The Mohawk and the rest of the Iroquois confederacy (Seneca, Cayuga, Onondaga, Tuscarora, and Oneida) in fact wore a square of hair on the back of the crown of the head. The Mohawk did not shave their heads when creating this square of hair but rather pulled the hair out, small tufts at a time. The following is a first-hand account of James Smith, who was captured during the French and Indian war and adopted into the Mohawk tribe:
[A] number of Indians collected about me and one of them began to pull hair out of my head. He had some ashes on a piece of bark in which he frequently dipped his fingers in order to take a firmer hold, and so he went on as if he had been plucking a turkey until he had all the hair clean out of my head, except a small spot about three or four inches square on my crown the remaining hair was cut and three braids formed which were decorated
Therefore, a true hairstyle of the Mohawks was one of plucked-out hair, leaving a three-inch square of hair on the back crown of the head with three short braids of hair decorated. The three braids of a True Mohawk hairstyle are represented today on traditional headdresses of the Mohawk known as a Gustoweh. Mohawk Gustowehs have three upright eagle feathers that represent the three braids of long ago. When not decorated, the very short braids were allowed to hang loose as seen in Good Peter's image in the referenced article.

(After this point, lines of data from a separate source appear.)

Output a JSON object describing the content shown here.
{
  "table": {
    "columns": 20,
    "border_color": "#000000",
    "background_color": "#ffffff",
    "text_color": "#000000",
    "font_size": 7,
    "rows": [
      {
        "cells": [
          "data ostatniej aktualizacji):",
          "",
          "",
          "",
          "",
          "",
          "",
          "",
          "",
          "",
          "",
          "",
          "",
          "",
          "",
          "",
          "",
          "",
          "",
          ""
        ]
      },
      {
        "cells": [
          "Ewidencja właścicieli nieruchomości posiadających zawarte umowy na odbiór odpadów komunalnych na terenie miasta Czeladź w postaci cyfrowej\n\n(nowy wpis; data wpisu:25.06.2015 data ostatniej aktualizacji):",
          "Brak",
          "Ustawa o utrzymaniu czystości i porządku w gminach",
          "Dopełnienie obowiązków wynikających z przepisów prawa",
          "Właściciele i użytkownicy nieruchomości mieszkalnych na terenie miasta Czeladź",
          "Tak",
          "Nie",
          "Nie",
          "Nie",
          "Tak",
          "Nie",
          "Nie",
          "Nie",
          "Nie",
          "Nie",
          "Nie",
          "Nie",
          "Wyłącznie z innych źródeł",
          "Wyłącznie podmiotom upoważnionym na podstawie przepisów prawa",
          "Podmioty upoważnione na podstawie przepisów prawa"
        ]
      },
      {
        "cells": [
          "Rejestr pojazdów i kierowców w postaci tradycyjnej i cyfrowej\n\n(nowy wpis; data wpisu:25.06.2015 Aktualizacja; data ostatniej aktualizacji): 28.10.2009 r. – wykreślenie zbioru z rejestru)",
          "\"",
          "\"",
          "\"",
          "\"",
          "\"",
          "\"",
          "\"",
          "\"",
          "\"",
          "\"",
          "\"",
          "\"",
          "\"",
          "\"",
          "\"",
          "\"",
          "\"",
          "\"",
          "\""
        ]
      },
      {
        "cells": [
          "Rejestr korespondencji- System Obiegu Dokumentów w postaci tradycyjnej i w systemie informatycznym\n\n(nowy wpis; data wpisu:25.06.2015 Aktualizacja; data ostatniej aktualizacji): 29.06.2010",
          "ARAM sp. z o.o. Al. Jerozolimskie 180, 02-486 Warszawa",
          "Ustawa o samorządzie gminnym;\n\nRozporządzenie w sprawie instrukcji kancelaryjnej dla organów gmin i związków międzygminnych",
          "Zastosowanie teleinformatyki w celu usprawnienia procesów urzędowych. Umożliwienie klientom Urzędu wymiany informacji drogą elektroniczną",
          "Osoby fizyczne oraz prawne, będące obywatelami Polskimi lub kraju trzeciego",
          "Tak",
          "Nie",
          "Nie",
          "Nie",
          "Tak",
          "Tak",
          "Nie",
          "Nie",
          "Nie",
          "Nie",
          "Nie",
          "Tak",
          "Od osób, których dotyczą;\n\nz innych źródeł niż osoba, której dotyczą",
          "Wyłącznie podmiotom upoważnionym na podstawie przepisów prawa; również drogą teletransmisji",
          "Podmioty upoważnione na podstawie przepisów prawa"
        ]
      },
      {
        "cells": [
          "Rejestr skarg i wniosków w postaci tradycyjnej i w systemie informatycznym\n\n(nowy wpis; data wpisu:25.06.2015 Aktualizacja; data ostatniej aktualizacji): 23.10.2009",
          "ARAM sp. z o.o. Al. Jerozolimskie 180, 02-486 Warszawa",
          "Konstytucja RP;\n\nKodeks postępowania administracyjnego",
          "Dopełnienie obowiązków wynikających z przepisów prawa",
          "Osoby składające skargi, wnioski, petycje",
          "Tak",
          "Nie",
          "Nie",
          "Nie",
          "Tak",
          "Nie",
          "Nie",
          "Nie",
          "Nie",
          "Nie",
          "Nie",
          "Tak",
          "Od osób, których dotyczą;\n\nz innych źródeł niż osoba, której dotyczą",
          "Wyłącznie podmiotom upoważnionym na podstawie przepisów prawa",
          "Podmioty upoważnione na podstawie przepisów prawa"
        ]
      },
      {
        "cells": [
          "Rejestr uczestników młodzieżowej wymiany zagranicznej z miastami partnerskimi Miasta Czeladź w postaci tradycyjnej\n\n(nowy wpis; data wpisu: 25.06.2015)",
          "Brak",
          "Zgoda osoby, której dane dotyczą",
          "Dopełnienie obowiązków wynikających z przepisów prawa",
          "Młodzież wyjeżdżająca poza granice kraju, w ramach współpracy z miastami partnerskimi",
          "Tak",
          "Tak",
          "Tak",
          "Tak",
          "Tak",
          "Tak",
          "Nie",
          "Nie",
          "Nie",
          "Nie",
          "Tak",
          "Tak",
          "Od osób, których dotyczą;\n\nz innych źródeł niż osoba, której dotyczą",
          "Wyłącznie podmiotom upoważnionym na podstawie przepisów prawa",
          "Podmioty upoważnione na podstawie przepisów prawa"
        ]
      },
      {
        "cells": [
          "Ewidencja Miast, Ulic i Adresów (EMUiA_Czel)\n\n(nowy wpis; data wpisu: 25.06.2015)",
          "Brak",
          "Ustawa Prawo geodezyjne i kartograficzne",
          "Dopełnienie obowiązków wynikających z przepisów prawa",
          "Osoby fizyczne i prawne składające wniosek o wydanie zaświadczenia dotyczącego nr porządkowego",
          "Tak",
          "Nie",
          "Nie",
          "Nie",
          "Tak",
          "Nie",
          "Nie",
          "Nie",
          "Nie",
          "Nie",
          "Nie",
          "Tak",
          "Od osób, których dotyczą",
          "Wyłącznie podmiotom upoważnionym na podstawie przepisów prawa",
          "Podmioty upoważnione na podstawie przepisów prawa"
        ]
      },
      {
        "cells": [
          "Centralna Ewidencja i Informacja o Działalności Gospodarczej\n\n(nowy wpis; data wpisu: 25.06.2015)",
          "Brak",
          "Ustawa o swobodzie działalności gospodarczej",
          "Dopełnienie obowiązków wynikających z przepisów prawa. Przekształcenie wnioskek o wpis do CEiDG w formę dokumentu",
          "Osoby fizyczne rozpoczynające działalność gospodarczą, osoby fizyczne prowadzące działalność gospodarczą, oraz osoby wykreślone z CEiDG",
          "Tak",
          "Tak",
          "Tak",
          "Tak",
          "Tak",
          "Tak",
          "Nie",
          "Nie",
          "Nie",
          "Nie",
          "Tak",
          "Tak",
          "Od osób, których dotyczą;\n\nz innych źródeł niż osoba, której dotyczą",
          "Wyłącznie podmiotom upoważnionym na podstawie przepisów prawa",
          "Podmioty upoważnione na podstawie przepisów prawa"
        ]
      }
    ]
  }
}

The hairstyle has been in existence in many parts of the world for millennia. For instance, the Clonycavan Man, a 2000-year-old male bog body discovered near Dublin in 2003, was found to be wearing a mohawk styled with plant oil and pine resin. Herodotus claimed that the Macai, a northern Libyan tribe, "shave their hair so as to leave tufts, letting the middle of their hair grow long, but round this on all sides shaving it close to the skin."
Among the Pawnee people, who historically lived in present-day Nebraska and in northern Kansas, a "mohawk" hairstyle was common.
When going to war, 16th-century Ukrainian Cossacks would shave their heads, leaving a long central strip. This haircut was known as an oseledets or chupryna and was often braided or tied in a topknot.
During World War II, many American GIs, notably paratroopers from the 17th Airborne Division wore mohawks to intimidate their enemies. It was also occasionally worn by American troops during the Vietnam War. In the early 1950s, mohawks were worn by some jazz musicians like Sonny Rollins.
Although a mohawk is most widely defined as a narrow, central strip of upright hair running from the forehead to the nape, with the sides of the head bald, the term can be applied more loosely to various similar hairstyles, many of which have informal names.